La revolucionaria batería de estado sólido de Donut Lab: ¿Una innovación real o solo un avance prometedor?
En el reciente CES de Las Vegas, la pequeña empresa finlandesa Donut Lab sorprendió al revelar la que aseguran es la primera batería de estado sólido lista para la venta. Esta noticia causó un gran impacto en la industria de las baterías y generó inmediatas dudas sobre su veracidad, en especial por declaraciones críticas de fabricantes consagrados como la empresa china SVOLT, que calificó el anuncio como un posible fraude.
Resultados preliminares y pruebas independientes
Para responder al escepticismo, Donut Lab publicó los resultados de pruebas independientes llevadas a cabo por el centro finlandés de investigación VTT. Según estas pruebas, una celda de batería de 26 Ah fue capaz de alcanzar una recarga del 80% en menos de cinco minutos y resistir hasta 100,000 ciclos de carga y descarga sin una degradación significativa — una cifra que supera ampliamente los 5,000 ciclos típicos de las baterías comerciales actuales. Además, la densidad energética que se reporta ronda los 400 Wh/kg, prácticamente el doble que las baterías convencionales de iones de litio.
Esta combinación de rapidez de carga, durabilidad y alta capacidad energética significaría un avance tecnológico significativo, comparable solo al histórico desarrollo de la celda de iones de litio por Sony en 1991.
Limitaciones y condiciones de laboratorio
Es importante destacar que las pruebas se realizaron en condiciones controladas de laboratorio donde se utilizó un sistema de refrigeración poco práctico para la aplicación automotriz real. Además, solo se evaluó una celda única, posiblemente fabricada artesanalmente y optimizada para resultados óptimos en el laboratorio. En pruebas iniciales, la batería alcanzó temperaturas elevadas de cerca de 90 °C en minutos, lo que levanta dudas sobre la gestión térmica y la seguridad en entornos reales.
Asimismo, el voltaje aplicado durante estas pruebas fue inusualmente alto, un factor que aunque mejora la velocidad de carga, puede afectar negativamente la vida útil de la batería.
Dudas sobre la viabilidad industrial y escalabilidad
Aunque el CEO de Donut Lab declaró que la producción industrial ya estaba en marcha, recientes movimientos de la empresa muestran una intensa búsqueda de profesionales especializados en producción de baterías, lo que sugiere que la validación para producción en serie aún está lejos de completarse. Esto pone en duda si la empresa podrá cumplir con su promesa de entregar las primeras baterías para vehículos Verge en el primer trimestre de 2026.
Otro dato relevante es la alianza con Nordic Nano, que según fuentes cercanas podría indicar que la batería no es completamente sólida, sino un híbrido entre supercondensador y nanofluidos. Esta combinación explicaría la capacidad de carga rápida y alta durabilidad, pero cuestiona la densidad energética real, ya que los supercondensadores generalmente no alcanzan autonomías comparables a las baterías clásicas.

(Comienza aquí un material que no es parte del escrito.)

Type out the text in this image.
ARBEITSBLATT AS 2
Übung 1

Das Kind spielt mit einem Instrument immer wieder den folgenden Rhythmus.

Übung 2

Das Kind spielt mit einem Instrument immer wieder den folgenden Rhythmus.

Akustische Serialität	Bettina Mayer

Lo que queda por confirmar
Actualmente, el mayor reto para Donut Lab es que una entidad independiente verifique científicamente tanto la densidad energética como la durabilidad que proponen sus baterías. Estas dos variables son las que más dudas generan entre los expertos, quienes las consideran difíciles de alcanzar con la tecnología conocida hasta hoy.
Mientras tanto, Donut Lab espera presentar nuevos informes de validación en las próximas semanas, lo que podría aclarar si realmente estamos frente a una revolución en almacenamiento energético o a un prometedor pero aún incipiente desarrollo.
Interés para quienes buscan un vehículo eléctrico moderno
Si estás considerando adquirir un coche eléctrico, esta innovación puede significar un cambio radical en la experiencia de carga y autonomía. Sin embargo, hasta que la tecnología esté plenamente validada y disponible en el mercado, lo recomendable es conocer bien las opciones actuales y evaluar detenidamente tecnologías ya consolidadas.
En resumen, la batería de estado sólido de Donut Lab destaca como uno de los desarrollos más prometedores en los últimos años, pero todavía quedan muchas incógnitas por resolver antes de que su impacto real pueda medirse en la industria automotriz.